Hildegard Sings is a really fun interactive storybook app from the developers at One Hundred Robots that includes a great story, some nice interactions and interesting extras. Options include narration or reading this book on one’s own, and it is nice that the sound effects and music used can still be enjoyed even with one reading this like a classic book, as well being able to turn on or off these sounds independently as well. Versions of this application are available for both iPad as well as iPhone.

I really enjoy this story about Hildegard Rhineheffer, a hippo who works at a restaurant by day, but whose great passion is the opera, singing in the chorus. Finally, after preparing herself for this very moment, she has gotten the break she has hoped for a very long time – to star in the opera, in a performance in front of the queen, no less! Unfortunately, stage
fright sets in, and Hildegard loses her voice. Many pages of this interesting story include what Hildegard does to try and reclaim her lost voice as she is helped by her opera friends, equally concerned by her predicament. She tries to relax in a bubble bath, eating and drinking comfort foods, getting a new hat, and even going to a fortune teller, but nothing helps. Without giving anything away, the ending of this tale is really fun, especially the great reveal to the secret antidote given to Hildegard, already on stage, by the opera’s tenor.

This story will be loved by kids, but adults will equally appreciate Hildegard’s situation. My favorite term for her stress level getting the better of her is “The Yips,” commonly used as a golf or other sports term as a player suddenly loses their abilities. This can sometimes be attributed to physical reasons; other times the problem is similar to that of a baseball
player turned choke hitter, psyching himself out at the plate.
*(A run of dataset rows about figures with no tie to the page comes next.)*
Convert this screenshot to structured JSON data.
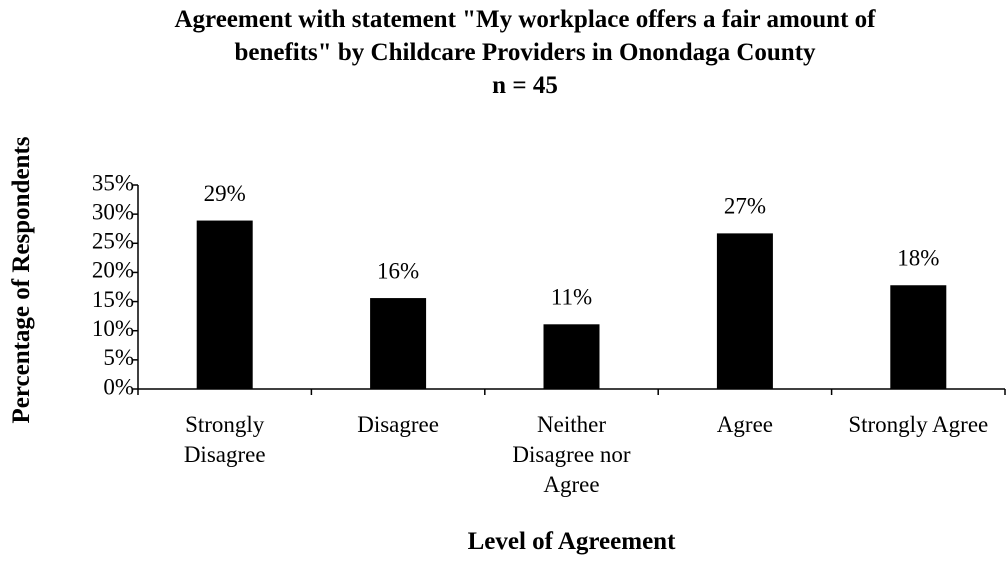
{
  "chart_data": {
    "type": "bar",
    "title": "Agreement with statement \"My workplace offers a fair amount of benefits\" by Childcare Providers in Onondaga County",
    "subtitle": "n = 45",
    "x_label": "Level of Agreement",
    "y_label": "Percentage of Respondents",
    "categories": [
      "Strongly Disagree",
      "Disagree",
      "Neither Disagree nor Agree",
      "Agree",
      "Strongly Agree"
    ],
    "values": [
      28.9,
      15.6,
      11.1,
      26.7,
      17.8
    ],
    "value_labels": [
      "29%",
      "16%",
      "11%",
      "27%",
      "18%"
    ],
    "color": "#000000",
    "ylim": [
      0,
      35
    ],
    "yticks": [
      {
        "value": 0,
        "label": "0%"
      },
      {
        "value": 5,
        "label": "5%"
      },
      {
        "value": 10,
        "label": "10%"
      },
      {
        "value": 15,
        "label": "15%"
      },
      {
        "value": 20,
        "label": "20%"
      },
      {
        "value": 25,
        "label": "25%"
      },
      {
        "value": 30,
        "label": "30%"
      },
      {
        "value": 35,
        "label": "35%"
      }
    ],
    "grid": false
  }
}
I have used this term outside of sports for when a person lets nervousness, fear, or self-doubt get in the way of doing something he was once good at or enjoyed. It is uncomfortable to admit that upon occasion, one may fall into this self-sabotages, and I appreciate this being dealt with in such a light and fun book. I see this type of behavior as my son’s friends refuse to join the group in an activity inexplicably, and as in the story of Dumbo and the use of the “magic” feather, these kids are already know how to “fly,” and I love the ending of this book as a way I can touch upon this when I see my son acting like he has “The Yips” in social situations where his nerves can feel like stage fright.

This book is not only a very funny story, but interactions are also included which are nice as well, and I like that there is a subtle use of hints, pointing the reader in the direction of what is interactive, very well-done.

My favorite interactive moment in this application is when a stagehand is trying to lure Hildegard out of her dressing room. Each tap is answered by a line spoken by this stagehand. They are very witty and numerous, sounding like a never-ending supply of one-liners to get Hildegard to open the door, and I can honestly feel her discomfort. This scene, along with her expression and tears, really conveys her feelings, including how the one-liners are funny but the situation is also kind of sad. Other nice moments include popping balloons in Hildegard’s bath as well as the tossing of tomatoes at the stage as she worries about what will happen when she is performs.

Parents will greatly enjoy that this opera is none other than Wagner’s Ride of the Valkyries, made famous in the Bugs Bunny cartoon, What’s Opera, Doc? commonly referred to as “kill the rabbit.” The costume of breastplate, blond braids and horned helmet that Hildegard wears is unmistakable, as is the music which adds a nice sense of drama even for children who are not familiar with the cartoon.

This application can and will be enjoyed by the entire family. One does not need to use this story as a platform to talk about stage fright or “The Yips” as I would call it, but it is nice that one can reference this tale in this way if the situation arises.

Readers will also enjoy the extras included: a memory game where one turns cards over to make pairs, a wonderful series of opera posters staring Hildegard with sly humor parents will appreciate, as well as a nicely written epilogue, something I wish I saw more often in storybooks. A glossary of opera terms will also be added, something I am excited about.

I am happy that Hildegard Sings, a story based on a book now out of print, is available to iPhone and iPad users. I really enjoy this app. I have been a big fan of each of One Hundred Robot’s applications, I am excited to see what they come up with in the future.